Reminding yourself of what is routined, or still stable in your life can help reignite this coping mechanism. Some examples could include:
Maintaining a regular sleep schedule – sleep is foundational for anxiety management. Even if you work from home, go to bed and wake up at the same times every day.
Eating nutritious foods.
Limiting caffeine intake.
Engage in some type of movement or exercise at the same time every day.
Only checking news updates once or twice a day – never at night.
Staying in contact with friends and family – discuss topics other than Coronavirus and limit conversation with people that are triggering.
Meditation or journaling.
Allow yourself to be distracted with something fun, such as a podcast or game.

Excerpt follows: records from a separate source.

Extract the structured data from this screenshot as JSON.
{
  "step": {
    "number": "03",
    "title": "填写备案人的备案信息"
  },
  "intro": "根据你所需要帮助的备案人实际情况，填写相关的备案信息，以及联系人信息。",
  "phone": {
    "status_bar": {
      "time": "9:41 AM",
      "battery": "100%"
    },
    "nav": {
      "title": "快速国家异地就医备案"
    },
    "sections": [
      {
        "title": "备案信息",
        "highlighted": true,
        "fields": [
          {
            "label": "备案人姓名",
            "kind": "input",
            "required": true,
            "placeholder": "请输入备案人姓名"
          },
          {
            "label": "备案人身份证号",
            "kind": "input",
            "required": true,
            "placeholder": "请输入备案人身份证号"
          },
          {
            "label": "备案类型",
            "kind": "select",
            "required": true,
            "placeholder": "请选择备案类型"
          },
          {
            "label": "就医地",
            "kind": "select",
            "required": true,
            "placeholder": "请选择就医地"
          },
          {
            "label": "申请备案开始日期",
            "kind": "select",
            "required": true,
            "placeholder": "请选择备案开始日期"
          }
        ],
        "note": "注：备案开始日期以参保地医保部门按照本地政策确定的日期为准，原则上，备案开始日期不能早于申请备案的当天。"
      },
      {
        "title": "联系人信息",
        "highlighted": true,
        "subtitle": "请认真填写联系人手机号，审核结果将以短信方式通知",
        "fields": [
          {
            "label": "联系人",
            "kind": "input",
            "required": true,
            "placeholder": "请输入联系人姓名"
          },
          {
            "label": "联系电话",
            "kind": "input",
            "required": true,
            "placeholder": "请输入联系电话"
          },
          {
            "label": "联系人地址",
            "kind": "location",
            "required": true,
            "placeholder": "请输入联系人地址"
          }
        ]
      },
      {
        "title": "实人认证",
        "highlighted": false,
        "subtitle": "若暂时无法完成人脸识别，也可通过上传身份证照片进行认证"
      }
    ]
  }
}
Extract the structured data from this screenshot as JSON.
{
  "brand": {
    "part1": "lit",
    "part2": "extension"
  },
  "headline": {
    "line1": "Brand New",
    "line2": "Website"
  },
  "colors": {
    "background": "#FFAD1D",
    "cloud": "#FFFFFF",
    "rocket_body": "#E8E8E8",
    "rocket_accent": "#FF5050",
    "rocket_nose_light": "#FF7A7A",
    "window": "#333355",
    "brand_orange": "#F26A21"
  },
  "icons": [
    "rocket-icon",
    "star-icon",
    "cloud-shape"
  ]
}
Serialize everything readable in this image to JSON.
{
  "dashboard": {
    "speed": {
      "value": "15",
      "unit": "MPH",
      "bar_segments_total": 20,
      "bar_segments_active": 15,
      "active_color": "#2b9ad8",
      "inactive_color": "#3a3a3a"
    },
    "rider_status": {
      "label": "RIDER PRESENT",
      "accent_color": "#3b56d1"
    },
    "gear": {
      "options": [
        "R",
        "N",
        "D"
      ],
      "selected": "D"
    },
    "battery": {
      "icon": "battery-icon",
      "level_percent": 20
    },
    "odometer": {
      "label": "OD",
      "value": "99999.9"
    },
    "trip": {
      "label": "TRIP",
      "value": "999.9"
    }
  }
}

Do something helpful for someone else.
During panic moments, remind yourself you only need to focus on your part of the world. Many people become anxious worrying about what is happening in a country where they have no control over the outcomes.
Remember that some anxiety is expected and normal for the situation – labeling emotions helps to “tame” them.
Deconstructing Anxious Thoughts
All anxious thoughts follow the same two part pattern:
We assume the worst case scenario is going to happen. Typically we are not aware of what we are really afraid of, so it takes a moment of reflection to find this answer.
We lack the confidence in believing we can cope with this worse case scenario. There is a hyper-focus on the worst case scenario happening, and an absence of problem solving this worst case situation, or even thinking what will happen after the worst case scenario.
Anxious thoughts become less intense when you are able to identify these two parts, and respond back to them with a more reasonable perspective. Think of it as being willing to negotiate with yourself. For example:
Anxiety Thought: I’m so worried about those people in Milan.
Worst Case: The same thing is going to happen to me and I can’t handle it.
More Reasonable Perspective: I’ve handled difficult situations before. I won’t like it, but I’ll be okay.
Anxiety Thought: I’m just so stressed listening to the news.
Worst Case: Everything I’m hearing is definitely going to happen. It’s the end of the world.
More Reasonable Perspective: The world is facing a serious virus, but it’s not the end.
Anxiety Thought: I can’t believe all of this is happening
Worst Case: I really don’t understand the world. Everything I knew to be true is wrong.
More Reasonable Perspective: Of course my worldview would change with this type of news, but this doesn’t mean everything I knew was wrong.
If you find the more reasonable perspective is not helping, then you have not correctly identified the worst case scenario. Often, the more irrational it sounds, the more likely it is the worst case thinking.In this situation it is important to recognize the issue so you are properly managing anxiety.
A Final Word
The impact of the COVID 19 Coronavirus is devastating, and anxiety is a natural response. Maintaining normal levels of anxiety is equally as important as keeping yourself and others safe. Too much panic causes thinking errors and impulsive decision making.
Understanding the three parts of anxiety, focusing on actions you can control, and deconstructing anxiety thoughts are helpful ways for managing anxiety.